I sent the email report (with some additional debugging details) to the linux-pci kernel list (and regressions list CCed, per upstream instructions): https://lore.kernel.org/linux-pci/CA+cBOTeWrsTyANjLZQ=bGoBQ_yOkkV1juyRvJq-C8GOrbW6t9Q@mail.gmail.com/T/#u https://lore.kernel.org/regressions/CA+cBOTeWrsTyANjLZQ=bGoBQ_yOkkV1juyRvJq-C8GOrbW6t9Q@mail.gmail.com/T/#u I also updated the kernel bugzilla ticket which the regression commit linked to: https://bugzilla.kernel.org/show_bug.cgi?id=216728 Thanks for pointers, Justin.
Turns out the resume is not broken, but delayed with additional 60 seconds. I'll continue the discussion in upstream kernel lists, but add required attachments here, so that I can link them from kernel lists (I assume attaching them directly to the email is not appreciated).
Created attachment 1984636 [details] dmesg after delayed resume
Created attachment 1984637 [details] journal after delayed resume
Created attachment 1984638 [details] lspci -vv before suspend
Created attachment 1984639 [details] lspci -vv after delayed resume
Created attachment 1984726 [details] dmesg after fast resume
Created attachment 1984727 [details] fwupdmgr get-devices output
Created attachment 1984728 [details] fwupdmgr get-devices output
Created attachment 1984785 [details] dmesg with TB assist mode
Created attachment 1984786 [details] dmesg with devices unavailable
Created attachment 1984802 [details] acpidump
Created attachment 1984803 [details] dmesg with thunderbolt.dyndbg=+p
Created attachment 1985262 [details] dmesg with TB user security level
After extensive debugging in upstream kernel (see comment 9), this is most probably related to the laptop's firmware. When the Thunderbolt security level is set to Secure Connection, it fails to properly reconnect to the dock after resume. With the latest kernels, that causes a ~60 second delay. When the security is lowered to User Authorization, it works fine. Kernel developers suggested to contact Lenovo and ask them to look into this and possibly publish a Thunderbolt firmware update. @mpearson Hi Mark, is this something you'd be interested in looking into? I don't know what Lenovo's support plans are for Thinkpad T480s, but it still seems to receive updated firmware.
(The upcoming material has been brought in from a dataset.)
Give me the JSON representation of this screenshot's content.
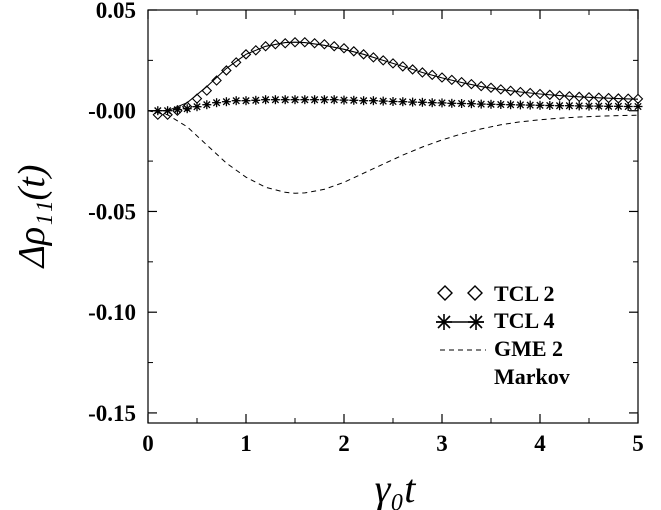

Hi Kamil, Ack - I've created internal ticket LO-2616 for tracking. We'll confirm we can reproduce the issue and follow up with the FW team and get their feedback. Mark
Created attachment 1990815 [details] dmesh with TB secure security level and Wake by TB enabled
Mark, I found out that this problem only happens when I have "Wake by Thunderbolt 3" option disabled (which is a non-default value). See more here: https://lore.kernel.org/linux-pci/CA+cBOTeWrsTyANjLZQ=bGoBQ_yOkkV1juyRvJq-C8GOrbW6t9Q@mail.gmail.com/T/#ma7b6e1740c042aa624cbf0cef63cd887ae5fd90d
Thanks. Finally got feedback from the FW team and they are saying this is by design and that the Wake by TB setting should be enabled. Not sure there is much else we can do here - let me know if we're missing anything important. Mark
Thanks a lot for your update, Mark. Sigh, this was a very long exercise regarding a BIOS option that could've been either not present (since the system doesn't work correctly when this is in a non-default value) or better explained :-/ Anyway, I'm going to close this bug - it only happens in non-default BIOS settings and it seems that there's no further action related to this. Thanks for looking into it.